Possible discussion topics include: visual culture as evidence; the visual field as a racialized site; images as resistance; the blackface stereotype; and post-blackness. Identified visual culture focus will include:

  • The 2014 fatal assault on Eric Garner – video recording and non-indictment
  • Rodney King – 1991 videotaped beating, police acquitted in 1st trial
  • Trayvon Martin – hoodies symbol; skittles and iced tea; Instagram; Zimmerman paintings
  • Eric Garner – protest signs – eyes; “I Can’t Breathe”
  • Mike Brown – “Hands Up! Don’t Shoot!”
  • #BlackLivesMatter and #hashtag visual culture
  • Visual rhetoric of pro-police protests; “I Am Darren Wilson”

Examples of active learning activities: producing blogs; designing exhibitions and websites; Wikipedia edit-a-thons; and creating photo stories, videos, and films.

We will collect and share our findings on a publicly accessible Google doc. Participants are encouraged to live-tweet the teach-in (#CAA2015, #BlackLivesMatters, #thatcamp).
Facebook page – #BlackLivesMatter at CAA 2015

Talk Session: Usability Testing and User Experience Design

I’d like to lead an open and informal discussion that allows both artists and art historians to share their experience creating digital projects. Specifically, I’d like to discuss participants’ challenges and successes creating intuitive interfaces that appeal to targeted audiences. Here are some questions to consider:

  • At what point or points did you do user interviews or testing for your project?
  • Did your target audience determine certain aspects of your project’s content and interface?
  • Is there more you wish you’d done (or would like to do) to increase your project’s utility and visibility?

The underlying theme of this talk session is to examine the importance of User Experience design and question how we can incorporate and customize certain commercial strategies to digital projects within the humanities.

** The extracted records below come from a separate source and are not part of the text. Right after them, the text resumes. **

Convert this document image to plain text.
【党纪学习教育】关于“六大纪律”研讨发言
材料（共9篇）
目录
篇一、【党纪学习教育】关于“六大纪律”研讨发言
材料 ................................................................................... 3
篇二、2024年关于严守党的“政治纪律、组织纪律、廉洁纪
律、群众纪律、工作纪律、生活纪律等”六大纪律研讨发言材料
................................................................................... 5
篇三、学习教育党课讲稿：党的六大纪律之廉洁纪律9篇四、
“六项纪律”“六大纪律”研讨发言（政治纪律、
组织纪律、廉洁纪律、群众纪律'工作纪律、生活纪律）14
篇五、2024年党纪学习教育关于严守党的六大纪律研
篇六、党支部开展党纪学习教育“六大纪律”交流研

The Public Domain Artwork Reproduction and Its Metadata: Access, Dissemination, and Use

The Public Domain Artwork Reproduction and Its Metadata: Access, Dissemination, and Use

Co-Chairs: Christine Sundt, Editor, Visual Resources: An International Journal of Documentation  and Anne Collins Goodyear, Co-Director, Bowdoin College Museum of Art and Past President, College Art Association

This proposed session looks at the question of how scholars use and access reproductions of public domain works of art  in print, online, and elsewhere. While works in the public domain are no longer under copyright , questions persist about how to take advantage of them. A related question is the subject of the metadata that documents the image and often accompanies reproductions, which has the potential to serve as a rich data mine for digital  scholars. Our hope is to have a frank discussion of what’s working for scholars, archivists, curators,  and artists and what points of confusion or uncertainty persist in order to help make these resources more broadly available.

Session Proposal: What are online resources good for?

This is an this as an open discussion of how users make use of (or don’t make use of) online art resources. What are online art resources good for? Discuss the benefits and drawbacks of online content providers, tools and resources for research and learning. Specifically: how do people use public online platforms for artwork search? What audiences do these platforms serve now, and why do we need them? What are the key challenges facing engagement with art online, and what do these emergent platforms need to grapple with in terms of accessibility, content, or structure?

Ellen Tani (Standford graduate student/Artsy) and I (also of Artsy) are proposing this and a few other sessions together. For this session, we’d love to interact with others involved in artwork search (in whatever capacity).

Workshop session proposal: Controlled Vocabularies and their applications in the classroom

How might the day-to-day considerations of creating and maintaining a controlled vocabulary translate to activities in the classroom? What might students learn from such exercises? On The Art Genome Project, we have a few activities we use in developing our own controlled vocabulary that we can share with participants, and would be interested to workshop other ideas.

Ellen Tani (Stanford graduate student/Art History instructor/Artsy Contributor) and I (also of Artsy) are proposing this session together.